Not everyone is a “professional” or even a serious athlete although those groups do tend to dominate when it comes to spending a lot of their money on MRIs, physical therapy, acupuncture and visits to their favorite Orthopedic surgeon. I see plenty of casual athletes, clumsy gardeners, former active duty military, and yoga moms with the same complaints as famous athletes. The problem is the name. Hernias are supposed to be holes and “sports hernias” don’t have holes.
Orthopedic surgeon’s training focuses on bones, joints, cartilage and the structures that hold these things together- they don’t fix “holes”. General Surgeons are trained to do many complicated things that typically involve the softer part of our anatomy like the skin, breast disease, abdominal organs, etc. We are great at fixing “holes” in things be it in the intestine, a blood vessel or the abdominal wall (hernias). We have national societies in the field of General Surgery that are single-mindedly devoted to just fixing hernias. Some General Surgeons devote their entire career to figuring out how combine anatomy, technology and mesh products to give patients the best and most durable hernia repairs.
When an injured patient has exhausted and frustrated him or herself trying to get their groin pain to go away they may end up in the office of a General Surgeon at some point. If the gold-standard “turn your head and cough” fails to reveal a obvious outward bulge through the muscle (indicating a repairable defect or “hole” in the muscle), the patient is often told that they don’t seem to have a hernia and the cycle starts again with imaging studies, physical therapy and trips to the Orthopedic Surgeon.
So… who is right and who is wrong? Crazy as it seems everyone is right. The patient really has a problem, the Orthopedic Surgeon is correct in finding nothing wrong with the bone or joints and the General Surgeon is correct in stating that you do not have a hernia. What you have typically is a very poorly named constellation of injuries and partial tears in the lower abdominal wall that was created when your torso twisted one way while your leg was going the other. That torque creates tears in the tissues of the abdominal wall muscles and the fibers that anchor it to the pelvic bone. Repetitive activity makes it worse, rest may allow repair to occur in most people but not all. Because the pain often is localized to the inguinal crease or groin the patient may describe a pain pattern that sounds like hernia in the same region. Thus the name “sports hernia” has been inappropriately born and assigned.
It is hard for any applied therapy to have good results in any area of medicine if the physician involved is not really certain what they are treating. This is one of the reasons there is so much disagreement among “experts” and why there are so many variable therapies with variable results. To use a really horrible sports analogy- some times we get lucky and hit the ball even if our eyes are closed. It is not that anyone is intentionally doing the wrong thing it is just hard to get good results when the problem is not well defined or well understood.

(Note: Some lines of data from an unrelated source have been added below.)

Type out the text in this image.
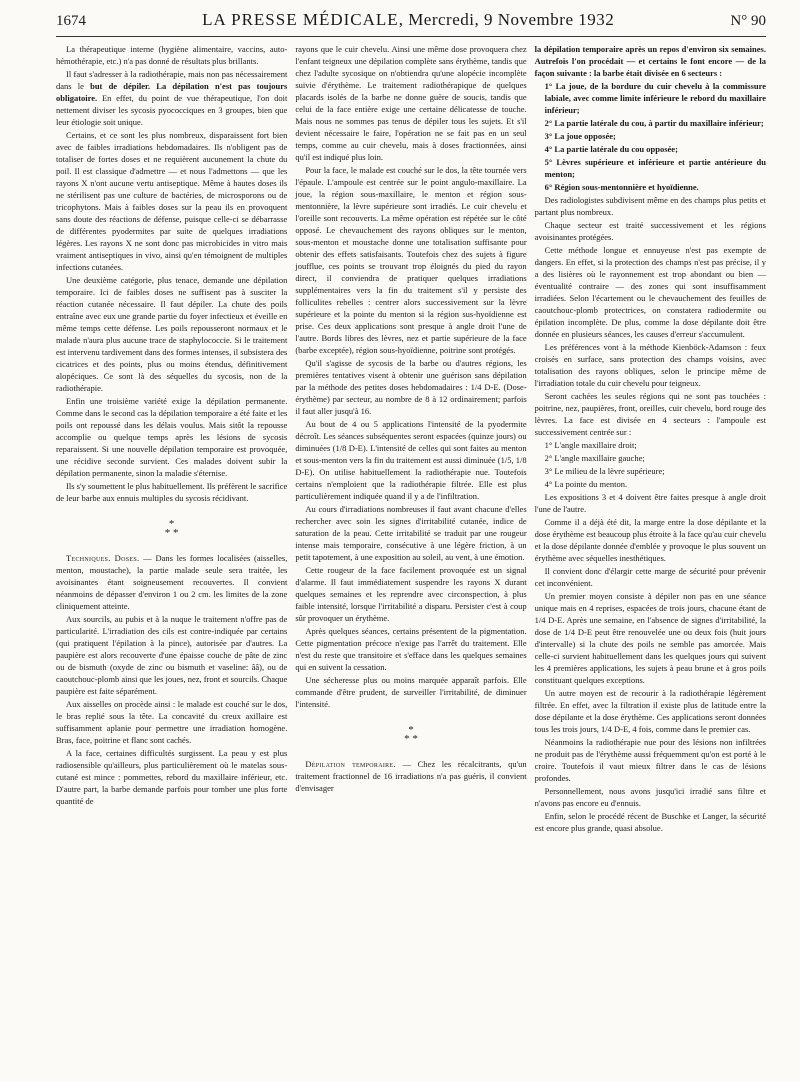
1674	LA PRESSE MÉDICALE, Mercredi, 9 Novembre 1932	N° 90

La thérapeutique interne (hygiène alimentaire, vaccins, auto-hémothérapie, etc.) n'a pas donné de résultats plus brillants.

Il faut s'adresser à la radiothérapie, mais non pas nécessairement dans le but de dépiler. La dépilation n'est pas toujours obligatoire. En effet, du point de vue thérapeutique, l'on doit nettement diviser les sycosis pyococciques en 3 groupes, bien que leur étiologie soit unique.

Certains, et ce sont les plus nombreux, disparaissent fort bien avec de faibles irradiations hebdomadaires. Ils n'obligent pas de totaliser de fortes doses et ne requièrent aucunement la chute du poil. Il est classique d'admettre — et nous l'admettons — que les rayons X n'ont aucune vertu antiseptique. Même à hautes doses ils ne stérilisent pas une culture de bactéries, de microsporons ou de tricophytons. Mais à faibles doses sur la peau ils en provoquent sans doute des réactions de défense, puisque celle-ci se débarrasse de différentes pyodermites par suite de quelques irradiations légères. Les rayons X ne sont donc pas microbicides in vitro mais vraiment antiseptiques in vivo, ainsi qu'en témoignent de multiples infections cutanées.

Une deuxième catégorie, plus tenace, demande une dépilation temporaire. Ici de faibles doses ne suffisent pas à susciter la réaction cutanée nécessaire. Il faut dépiler. La chute des poils entraîne avec eux une grande partie du foyer infectieux et éveille en même temps cette défense. Les poils repousseront normaux et le malade n'aura plus aucune trace de staphylococcie. Si le traitement est intervenu tardivement dans des formes intenses, il subsistera des cicatrices et des points, plus ou moins étendus, définitivement alopéciques. Ce sont là des séquelles du sycosis, non de la radiothérapie.

Enfin une troisième variété exige la dépilation permanente. Comme dans le second cas la dépilation temporaire a été faite et les poils ont repoussé dans les délais voulus. Mais sitôt la repousse accomplie ou quelque temps après les lésions de sycosis reparaissent. Si une nouvelle dépilation temporaire est provoquée, une récidive seconde survient. Ces malades doivent subir la dépilation permanente, sinon la maladie s'éternise.

Ils s'y soumettent le plus habituellement. Ils préfèrent le sacrifice de leur barbe aux ennuis multiples du sycosis récidivant.

*
* *

Techniques. Doses. — Dans les formes localisées (aisselles, menton, moustache), la partie malade seule sera traitée, les avoisinantes étant soigneusement recouvertes. Il convient néanmoins de dépasser d'environ 1 ou 2 cm. les limites de la zone cliniquement atteinte.

Aux sourcils, au pubis et à la nuque le traitement n'offre pas de particularité. L'irradiation des cils est contre-indiquée par certains (qui pratiquent l'épilation à la pince), autorisée par d'autres. La paupière est alors recouverte d'une épaisse couche de pâte de zinc ou de bismuth (oxyde de zinc ou bismuth et vaseline: ââ), ou de caoutchouc-plomb ainsi que les joues, nez, front et sourcils. Chaque paupière est faite séparément.

Aux aisselles on procède ainsi : le malade est couché sur le dos, le bras replié sous la tête. La concavité du creux axillaire est suffisamment aplanie pour permettre une irradiation homogène. Bras, face, poitrine et flanc sont cachés.

A la face, certaines difficultés surgissent. La peau y est plus radiosensible qu'ailleurs, plus particulièrement où le matelas sous-cutané est mince : pommettes, rebord du maxillaire inférieur, etc. D'autre part, la barbe demande parfois pour tomber une plus forte quantité de

rayons que le cuir chevelu. Ainsi une même dose provoquera chez l'enfant teigneux une dépilation complète sans érythème, tandis que chez l'adulte sycosique on n'obtiendra qu'une alopécie incomplète suivie d'érythème. Le traitement radiothérapique de quelques placards isolés de la barbe ne donne guère de soucis, tandis que celui de la face entière exige une certaine délicatesse de touche. Mais nous ne sommes pas tenus de dépiler tous les sujets. Et s'il devient nécessaire le faire, l'opération ne se fait pas en un seul temps, comme au cuir chevelu, mais à doses fractionnées, ainsi qu'il est indiqué plus loin.

Pour la face, le malade est couché sur le dos, la tête tournée vers l'épaule. L'ampoule est centrée sur le point angulo-maxillaire. La joue, la région sous-maxillaire, le menton et région sous-mentonnière, la lèvre supérieure sont irradiés. Le cuir chevelu et l'oreille sont recouverts. La même opération est répétée sur le côté opposé. Le chevauchement des rayons obliques sur le menton, sous-menton et moustache donne une totalisation suffisante pour obtenir des effets satisfaisants. Toutefois chez des sujets à figure joufflue, ces points se trouvant trop éloignés du pied du rayon direct, il conviendra de pratiquer quelques irradiations supplémentaires vers la fin du traitement s'il y persiste des folliculites rebelles : centrer alors successivement sur la lèvre supérieure et la pointe du menton si la région sus-hyoïdienne est prise. Ces deux applications sont presque à angle droit l'une de l'autre. Bords libres des lèvres, nez et partie supérieure de la face (barbe exceptée), région sous-hyoïdienne, poitrine sont protégés.

Qu'il s'agisse de sycosis de la barbe ou d'autres régions, les premières tentatives visent à obtenir une guérison sans dépilation par la méthode des petites doses hebdomadaires : 1/4 D-E. (Dose-érythème) par secteur, au nombre de 8 à 12 ordinairement; parfois il faut aller jusqu'à 16.

Au bout de 4 ou 5 applications l'intensité de la pyodermite décroît. Les séances subséquentes seront espacées (quinze jours) ou diminuées (1/8 D-E). L'intensité de celles qui sont faites au menton et sous-menton vers la fin du traitement est aussi diminuée (1/5, 1/8 D-E). On utilise habituellement la radiothérapie nue. Toutefois certains n'emploient que la radiothérapie filtrée. Elle est plus particulièrement indiquée quand il y a de l'infiltration.

Au cours d'irradiations nombreuses il faut avant chacune d'elles rechercher avec soin les signes d'irritabilité cutanée, indice de saturation de la peau. Cette irritabilité se traduit par une rougeur intense mais temporaire, consécutive à une légère friction, à un petit tapotement, à une exposition au soleil, au vent, à une émotion.

Cette rougeur de la face facilement provoquée est un signal d'alarme. Il faut immédiatement suspendre les rayons X durant quelques semaines et les reprendre avec circonspection, à plus faible intensité, lorsque l'irritabilité a disparu. Persister c'est à coup sûr provoquer un érythème.

Après quelques séances, certains présentent de la pigmentation. Cette pigmentation précoce n'exige pas l'arrêt du traitement. Elle n'est du reste que transitoire et s'efface dans les quelques semaines qui en suivent la cessation.

Une sécheresse plus ou moins marquée apparaît parfois. Elle commande d'être prudent, de surveiller l'irritabilité, de diminuer l'intensité.

*
* *

Dépilation temporaire. — Chez les récalcitrants, qu'un traitement fractionnel de 16 irradiations n'a pas guéris, il convient d'envisager

la dépilation temporaire après un repos d'environ six semaines. Autrefois l'on procédait — et certains le font encore — de la façon suivante : la barbe était divisée en 6 secteurs :

1° La joue, de la bordure du cuir chevelu à la commissure labiale, avec comme limite inférieure le rebord du maxillaire inférieur;

2° La partie latérale du cou, à partir du maxillaire inférieur;

3° La joue opposée;

4° La partie latérale du cou opposée;

5° Lèvres supérieure et inférieure et partie antérieure du menton;

6° Région sous-mentonnière et hyoïdienne.

Des radiologistes subdivisent même en des champs plus petits et partant plus nombreux.

Chaque secteur est traité successivement et les régions avoisinantes protégées.

Cette méthode longue et ennuyeuse n'est pas exempte de dangers. En effet, si la protection des champs n'est pas précise, il y a des lisières où le rayonnement est trop abondant ou bien — éventualité contraire — des zones qui sont insuffisamment irradiées. Selon l'écartement ou le chevauchement des feuilles de caoutchouc-plomb protectrices, on constatera radiodermite ou épilation incomplète. De plus, comme la dose dépilante doit être donnée en plusieurs séances, les causes d'erreur s'accumulent.

Les préférences vont à la méthode Kienböck-Adamson : feux croisés en surface, sans protection des champs voisins, avec totalisation des rayons obliques, selon le principe même de l'irradiation totale du cuir chevelu pour teigneux.

Seront cachées les seules régions qui ne sont pas touchées : poitrine, nez, paupières, front, oreilles, cuir chevelu, bord rouge des lèvres. La face est divisée en 4 secteurs : l'ampoule est successivement centrée sur :

1° L'angle maxillaire droit;

2° L'angle maxillaire gauche;

3° Le milieu de la lèvre supérieure;

4° La pointe du menton.

Les expositions 3 et 4 doivent être faites presque à angle droit l'une de l'autre.

Comme il a déjà été dit, la marge entre la dose dépilante et la dose érythème est beaucoup plus étroite à la face qu'au cuir chevelu et la dose dépilante donnée d'emblée y provoque le plus souvent un érythème avec séquelles inesthétiques.

Il convient donc d'élargir cette marge de sécurité pour prévenir cet inconvénient.

Un premier moyen consiste à dépiler non pas en une séance unique mais en 4 reprises, espacées de trois jours, chacune étant de 1/4 D-E. Après une semaine, en l'absence de signes d'irritabilité, la dose de 1/4 D-E peut être renouvelée une ou deux fois (huit jours d'intervalle) si la chute des poils ne semble pas amorcée. Mais celle-ci survient habituellement dans les quelques jours qui suivent les 4 premières applications, les sujets à peau brune et à gros poils constituant quelques exceptions.

Un autre moyen est de recourir à la radiothérapie légèrement filtrée. En effet, avec la filtration il existe plus de latitude entre la dose dépilante et la dose érythème. Ces applications seront données tous les trois jours, 1/4 D-E, 4 fois, comme dans le premier cas.

Néanmoins la radiothérapie nue pour des lésions non infiltrées ne produit pas de l'érythème aussi fréquemment qu'on est porté à le croire. Toutefois il vaut mieux filtrer dans le cas de lésions profondes.

Personnellement, nous avons jusqu'ici irradié sans filtre et n'avons pas encore eu d'ennuis.

Enfin, selon le procédé récent de Buschke et Langer, la sécurité est encore plus grande, quasi absolue.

To be blunt most General Surgeons have never been trained how to evaluate a sports hernia and many have never thought about the issue till someone shows up in their office. In that circumstance it makes sense to “do no harm” and send the patient back to the referring doctor save someone from what might be a pointless and potentially chronically painful operation.
Even among those Surgeons who either intentionally or unintentionally become involved in the evaluation of the “sports hernia” there is no universal agreement on what repair to do. Some have devoted their entire practice to the endeavor and most have settles into a routine surgical procedure that makes the most sense to them and gives them functional outcomes that they feel are predictable and reasonable. These procedures are typically done with an open groin incision. They can be fairly complicated and often require a specific post-operative regiment of physical therapy to achieve a maximal benefit. Patient will often travel great distances and spend a lot of time, effort and money seeking out these devoted centers. Some like myself believe that the majority of patients will do quite well with a laparoscopic minimally invasive repair with a rapid recovery and reserve the more intense “open” repairs for specific cases or treatment failures. The laparoscopic repair allows the damaged tissue to be reinforced or “splinted” internally with a lightweight mesh. It probably doesn’t hurt any of my patient’s feelings that their insurance actually covers these repairs and it is rare that any post surgical “rehab” is required.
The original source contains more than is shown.